Desvendando o Direito Público - Proteção a confiança e fato consumado no Direito Administrativo - por Dr. César Babler

Artigo

01 Novembro, 2018

PROTEÇÃO A CONFIANÇA E FATO CONSUMADO NO DIREITO ADMINISTRATIVO 

Em algumas situações excepcionais, a inércia da administração ou a morosidade do Judiciário fazem com que algumas situações precárias se consolidem pelo decurso do tempo, em homenagem ao princípio da segurança jurídica. É o que a doutrina publicista denomina de "teoria do fato consumado".
Entretanto, a teoria "visa preservar não só interesses jurídicos, mas interesses sociais já consolidados, não se aplicando, contudo, em hipóteses contrárias à lei, principalmente quando amparadas em provimento judicial de natureza precária" - conforme destacou a ministra Eliana Calmon no REsp. 1.189.485.
Vem à baila a situação dos candidatos que não foram aprovados em concurso público, mas que tomaram posse no cargo em decorrência de execução provisória de medida liminar ou outro provimento judicial de natureza precária, que tenha sido supervenientemente revogado ou modificado. 
Nesse caso, conforme os Tribunais Superiores, não se caberia alegar a teoria do fato consumado, eis que o administrado, conhecendo de antemão a natureza da decisão, não poderia criar qualquer expectativa legítima na manutenção do ato administrativo. Seria incabível justificar a permanência de alguém que tomou posse em razão de decisão judicial de caráter precário, com fundamento nos princípios da boa-fé e da proteção da confiança legítima.
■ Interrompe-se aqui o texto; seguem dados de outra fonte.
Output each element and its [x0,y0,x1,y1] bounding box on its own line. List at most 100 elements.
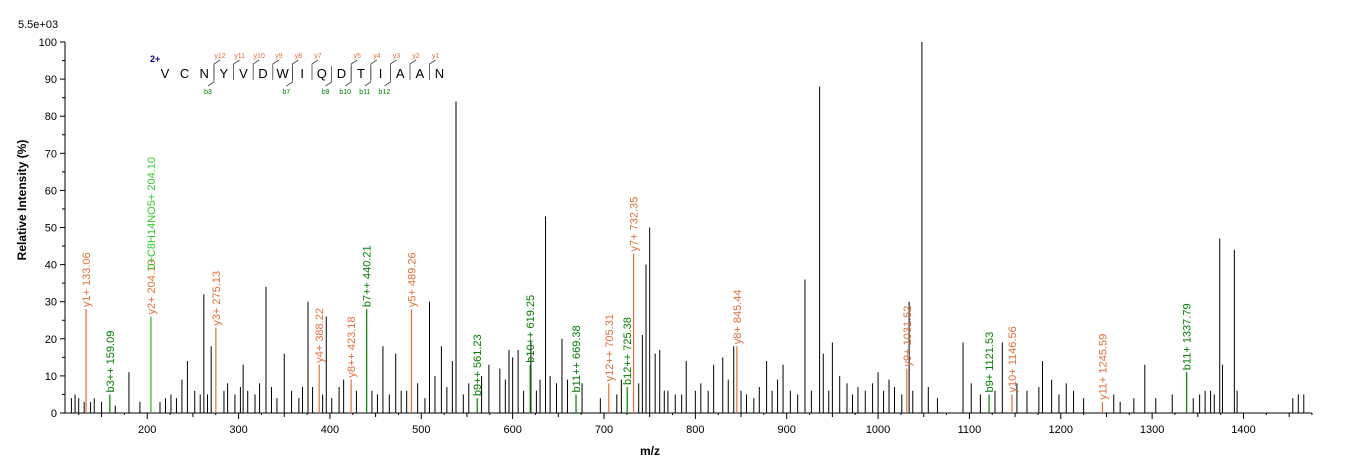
peak-label: b11+ 1337.79 [1182,303,1194,370]
y-cleavage-mark [252,59,260,80]
sequence-residue: I [379,66,383,81]
b-cleavage-mark [384,66,391,87]
y-ion-tag: y4 [373,53,381,60]
b-ion-tag: b11 [359,89,370,96]
peak-label: y4+ 388.22 [314,308,326,363]
peak-label: b12++ 725.38 [622,317,634,385]
y-tick-label: 30 [45,297,57,309]
y-tick-label: 60 [45,185,57,197]
x-tick-label: 400 [321,424,339,436]
x-axis-title: m/z [640,444,660,458]
b-cleavage-mark [344,66,352,87]
y-tick-label: 0 [51,408,57,420]
y-cleavage-mark [292,59,299,80]
y-ion-tag: y2 [412,53,420,60]
y-axis-title: Relative Intensity (%) [15,140,29,261]
sequence-residue: N [200,66,209,81]
b-ion-tag: b9 [322,89,330,96]
x-tick-label: 1300 [1140,424,1164,436]
y-cleavage-mark [429,59,436,80]
x-tick-label: 800 [686,424,704,436]
y-ion-tag: y8 [295,53,303,60]
peak-label: y9+ 1031.52 [902,306,914,367]
y-ion-tag: y10 [254,53,265,60]
b-ion-tag: b10 [339,89,351,96]
peak-label: y5+ 489.26 [406,252,418,307]
y-ion-tag: y11 [234,53,245,60]
y-tick-label: 80 [45,111,57,123]
x-tick-label: 200 [138,424,156,436]
b-cleavage-mark [364,66,372,87]
y-ion-tag: y9 [275,53,283,60]
peak-label: b9+ 1121.53 [984,332,996,393]
axes [64,42,1312,414]
peak-label: b10++ 619.25 [525,295,537,363]
x-tick-label: 1400 [1231,424,1255,436]
peak-label: b3++ 159.09 [105,331,117,393]
y-tick-label: 50 [45,223,57,235]
peak-label: y3+ 275.13 [211,271,223,326]
b-ion-tag: b3 [204,89,212,96]
y-cleavage-mark [272,59,280,80]
peak-label: y10+ 1146.56 [1007,326,1019,392]
y-ion-tag: y1 [432,53,440,60]
y-ion-tag: y7 [314,53,322,60]
y-cleavage-mark [311,59,319,80]
sequence-residue: W [276,66,289,81]
y-ion-tag: y3 [393,53,401,60]
sequence-residue: I [300,66,304,81]
sequence-residue: Q [317,66,327,81]
x-tick-label: 1200 [1049,424,1073,436]
sequence-residue: D [258,66,267,81]
y-cleavage-mark [233,59,240,80]
peak-label: b9++ 561.23 [472,334,484,396]
x-tick-label: 600 [503,424,521,436]
peak-label: y11+ 1245.59 [1097,334,1109,400]
peak-label: y2+ 204.10 [146,260,158,315]
sequence-residue: A [396,66,405,81]
y-tick-label: 20 [45,334,57,346]
peak-label: y8+ 845.44 [732,289,744,344]
peak-label: y8++ 423.18 [346,316,358,377]
peak-label: y7+ 732.35 [629,197,641,252]
sequence-residue: T [357,66,365,81]
y-axis-ticks: 0 10 20 30 40 50 60 70 80 90 100 [39,37,65,420]
sequence-residue: D [337,66,346,81]
b-ion-tag: b12 [379,89,391,96]
max-intensity-label: 5.5e+03 [18,19,58,31]
y-tick-label: 100 [39,37,57,49]
precursor-charge: 2+ [150,54,160,64]
x-tick-label: 700 [595,424,613,436]
b-cleavage-mark [207,66,215,87]
y-cleavage-mark [409,59,417,80]
peak-label: b11++ 669.38 [571,325,583,392]
peak-label: b7++ 440.21 [362,245,374,307]
x-tick-label: 1100 [958,424,982,436]
sequence-residue: C [180,66,189,81]
y-tick-label: 70 [45,148,57,160]
y-tick-label: 40 [45,260,57,272]
b-cleavage-mark [286,66,293,87]
y-cleavage-mark [370,59,378,80]
y-tick-label: 90 [45,74,57,86]
y-ion-tag: y12 [214,53,225,60]
x-tick-label: 1000 [866,424,890,436]
peak-label: y1+ 133.06 [81,252,93,307]
ion-annotations: y1+ 133.06 b3++ 159.09 y2+ 204.100+C8H14NO… [81,157,1194,413]
sequence-residue: Y [219,66,228,81]
b-ion-tag: b7 [283,89,291,96]
peak-label: y12++ 705.31 [604,314,616,381]
peak-label: 0+C8H14NO5+ 204.10 [146,157,158,270]
sequence-residue: N [435,66,444,81]
x-tick-label: 500 [412,424,430,436]
x-tick-label: 300 [229,424,247,436]
y-ion-tag: y5 [353,53,361,60]
sequence-residue: V [239,66,248,81]
b-cleavage-mark [325,66,332,87]
sequence-residue: A [415,66,424,81]
peak-series [70,42,1305,413]
x-axis-ticks: 200 300 400 500 600 700 800 900 1000 1100 1200 1300… [78,413,1313,436]
y-tick-label: 10 [45,371,57,383]
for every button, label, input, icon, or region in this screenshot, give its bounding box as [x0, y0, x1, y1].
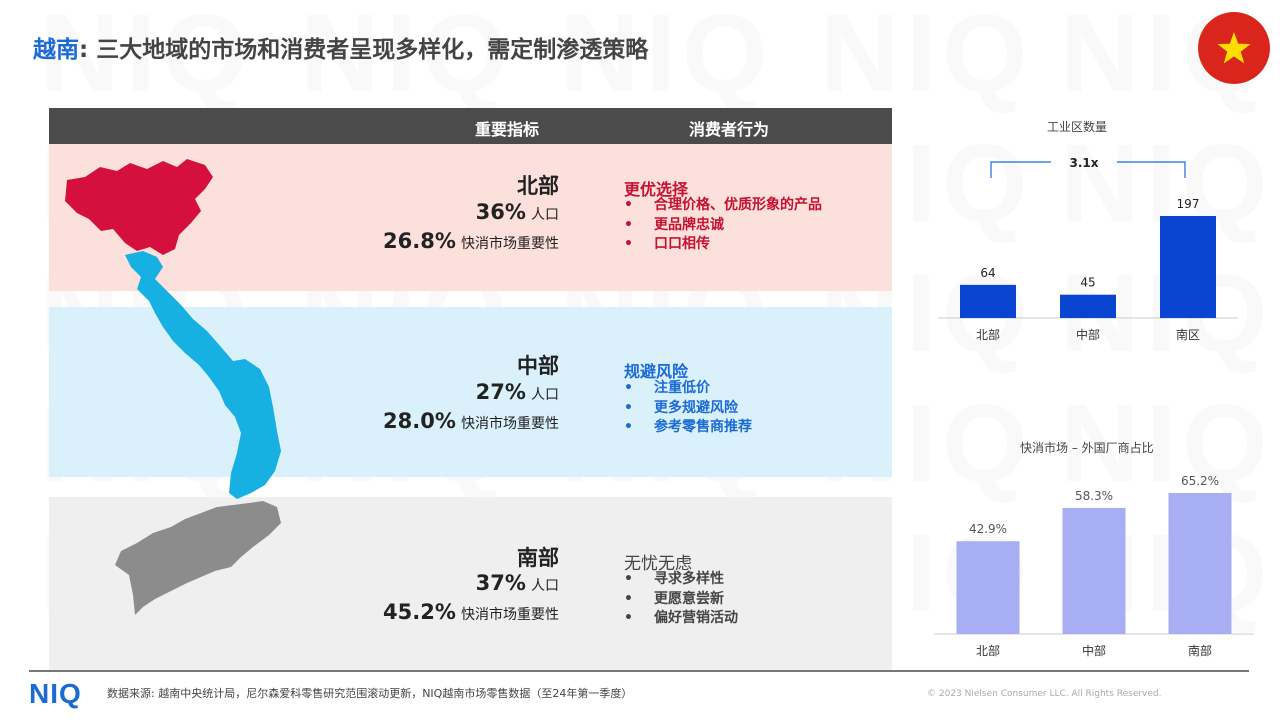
region-name: 南部 — [517, 546, 559, 570]
category-label: 南区 — [1176, 327, 1200, 342]
category-label: 北部 — [976, 327, 1000, 342]
data-label: 65.2% — [1181, 474, 1219, 488]
bar — [1168, 493, 1232, 634]
bar — [1160, 216, 1216, 318]
list-item: • 参考零售商推荐 — [624, 419, 752, 435]
fmcg-share-value: 45.2% — [383, 600, 456, 624]
behavior-list: • 合理价格、优质形象的产品 • 更品牌忠诚 • 口口相传 — [624, 196, 822, 255]
bar — [1062, 507, 1126, 634]
vietnam-map — [65, 159, 281, 615]
header-key-metrics: 重要指标 — [475, 120, 540, 139]
behavior-title: 规避风险 — [624, 362, 689, 381]
region-name: 北部 — [517, 174, 559, 198]
list-item: • 合理价格、优质形象的产品 — [624, 197, 822, 213]
population-label: 人口 — [531, 387, 559, 403]
ratio-annotation: 3.1x — [1070, 156, 1099, 170]
data-label: 58.3% — [1075, 489, 1113, 503]
category-label: 北部 — [976, 643, 1000, 658]
list-item: • 口口相传 — [624, 236, 710, 252]
population-value: 36% — [475, 200, 526, 224]
category-label: 南部 — [1188, 643, 1212, 658]
industrial-zones-chart: 64 北部 45 中部 197 南区 3.1x — [938, 156, 1238, 342]
behavior-title: 更优选择 — [624, 180, 689, 199]
behavior-title: 无忧无虑 — [624, 554, 692, 574]
fmcg-share-label: 快消市场重要性 — [461, 416, 559, 432]
title-country: 越南 — [33, 37, 79, 63]
data-label: 45 — [1080, 276, 1095, 290]
watermark-text: NIQ — [820, 0, 1034, 117]
fmcg-metric: 28.0% 快消市场重要性 — [383, 409, 559, 433]
population-metric: 36% 人口 — [476, 200, 559, 224]
fmcg-metric: 26.8% 快消市场重要性 — [383, 229, 559, 253]
region-name: 中部 — [517, 354, 559, 378]
category-label: 中部 — [1076, 327, 1100, 342]
fmcg-share-label: 快消市场重要性 — [461, 607, 559, 623]
page-title: 越南: 三大地域的市场和消费者呈现多样化，需定制渗透策略 — [33, 30, 648, 64]
behavior-list: • 寻求多样性 • 更愿意尝新 • 偏好营销活动 — [624, 570, 738, 629]
population-label: 人口 — [531, 578, 559, 594]
data-source-note: 数据来源: 越南中央统计局，尼尔森爱科零售研究范围滚动更新，NIQ越南市场零售数… — [107, 687, 633, 700]
behavior-list: • 注重低价 • 更多规避风险 • 参考零售商推荐 — [624, 379, 752, 438]
data-label: 64 — [980, 266, 995, 280]
population-metric: 27% 人口 — [476, 380, 559, 404]
bar — [1060, 294, 1116, 318]
list-item: • 更愿意尝新 — [624, 590, 724, 607]
population-label: 人口 — [531, 207, 559, 223]
header-consumer-behavior: 消费者行为 — [689, 120, 770, 139]
fmcg-metric: 45.2% 快消市场重要性 — [383, 600, 559, 624]
chart2-title: 快消市场 – 外国厂商占比 — [1020, 441, 1154, 455]
foreign-share-chart: 42.9% 北部 58.3% 中部 65.2% 南部 — [934, 474, 1254, 658]
category-label: 中部 — [1082, 643, 1106, 658]
comparison-bracket-left — [990, 161, 1051, 178]
footer-divider — [29, 670, 1249, 672]
chart1-title: 工业区数量 — [1047, 120, 1108, 134]
bar — [956, 541, 1020, 634]
fmcg-share-label: 快消市场重要性 — [461, 236, 559, 252]
data-label: 42.9% — [969, 522, 1007, 536]
population-value: 27% — [475, 380, 526, 404]
list-item: • 注重低价 — [624, 380, 710, 396]
list-item: • 更多规避风险 — [624, 399, 738, 416]
population-metric: 37% 人口 — [476, 571, 559, 595]
bar — [960, 284, 1016, 318]
list-item: • 偏好营销活动 — [624, 610, 738, 626]
fmcg-share-value: 26.8% — [383, 229, 456, 253]
comparison-bracket-right — [1117, 161, 1186, 178]
map-north-region — [65, 159, 213, 255]
population-value: 37% — [475, 571, 526, 595]
data-label: 197 — [1177, 197, 1200, 211]
vietnam-flag-icon — [1198, 12, 1270, 84]
niq-logo: NIQ — [29, 678, 82, 709]
list-item: • 寻求多样性 — [624, 571, 724, 587]
map-south-region — [115, 501, 281, 615]
map-central-region — [125, 251, 281, 499]
title-text: : 三大地域的市场和消费者呈现多样化，需定制渗透策略 — [79, 37, 649, 63]
list-item: • 更品牌忠诚 — [624, 216, 724, 233]
table-header: 重要指标 消费者行为 — [49, 108, 892, 144]
fmcg-share-value: 28.0% — [383, 409, 456, 433]
copyright-text: © 2023 Nielsen Consumer LLC. All Rights … — [927, 689, 1162, 699]
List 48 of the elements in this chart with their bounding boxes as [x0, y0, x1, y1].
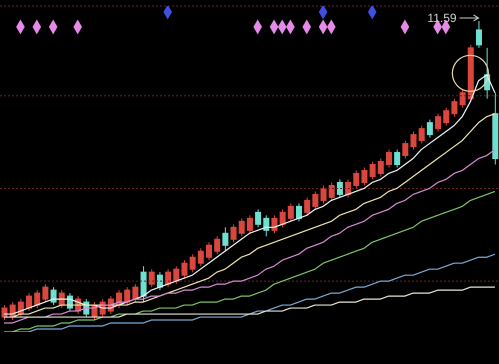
- candlestick: [443, 107, 450, 126]
- candlestick: [181, 260, 188, 279]
- candlestick: [418, 125, 425, 144]
- candlestick: [328, 182, 335, 201]
- candlestick: [451, 98, 458, 118]
- candlestick: [255, 208, 262, 228]
- candlestick: [460, 89, 466, 108]
- candlestick: [165, 268, 172, 288]
- candlestick: [173, 266, 180, 285]
- candlestick: [410, 131, 417, 150]
- annotation: 11.59: [427, 10, 457, 25]
- candlestick: [214, 236, 220, 255]
- candlestick: [426, 119, 433, 138]
- candlestick: [34, 290, 40, 309]
- candlestick: [198, 248, 204, 267]
- candlestick: [353, 170, 360, 189]
- candlestick: [280, 208, 286, 228]
- candlestick: [190, 254, 196, 273]
- candlestick: [435, 113, 442, 132]
- candlestick: [230, 224, 237, 243]
- candlestick: [156, 272, 163, 291]
- candlestick: [140, 266, 147, 303]
- candlestick: [402, 140, 408, 160]
- candlestick: [222, 226, 228, 252]
- candlestick: [394, 149, 400, 168]
- candlestick: [148, 268, 155, 288]
- candlestick: [370, 161, 376, 180]
- candlestick: [132, 284, 138, 303]
- candlestick: [476, 20, 482, 48]
- candlestick: [361, 167, 368, 186]
- candlestick: [42, 284, 48, 303]
- candlestick: [271, 214, 278, 234]
- candlestick: [288, 202, 294, 222]
- candlestick: [238, 218, 245, 237]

Assim o STF firmou o Tema de Repercussão Geral nº 476, com base no Leading Case (RE 608482): 
"Manutenção de candidato investido em cargo público por força de decisão judicial de caráter provisório pela aplicação da teoria do fato consumado. Não é compatível com o regime constitucional de acesso aos cargos públicos a manutenção no cargo, sob fundamento de fato consumado, de candidato não aprovado que nele tomou posse em decorrência de execução provisória de medida liminar ou outro provimento judicial de natureza precária, supervenientemente revogado ou modificado".

Todavia, em recente julgado de 14.08.2018 (RE 740.029 AgR/DF), de relatoria do Min. Alexandre de Moraes, o STF aplicou a teoria do fato consumado numa situação peculiar em que uma servidora pública, embora tenha tomado posse no cargo público através de decisão judicial precária, teve em especial o decurso de mais de 21 anos no cargo e a concessão de sua aposentadoria voluntária pela Administração Pública.

O julgado em apreço trilhou pelo princípio da segurança jurídica em sua perspectiva subjetiva, protegendo a confiança legítima e preservando fatos pretéritos de eventuais modificações na interpretação jurídica, bem como resguardando efeitos jurídicos de atos considerados inválidos por qualquer razão, mantendo-se os fatos já consumados e preservando a aposentadoria da servidora, em homenagem até mesmo a dignidade da pessoa humana.

E arrematou o Ministro Alexandre de Moraes, relator:
"A aplicação do princípio da proteção da confiança, portanto, pressupõe a adoção de atos contraditórios pelo Estado que frustrem legítimas expectativas nutridas por indivíduos de boa-fé. Naturalmente, tais expectativas podem ser frustradas não apenas por decisões administrativas contraditórias, mas também por decisões judiciais".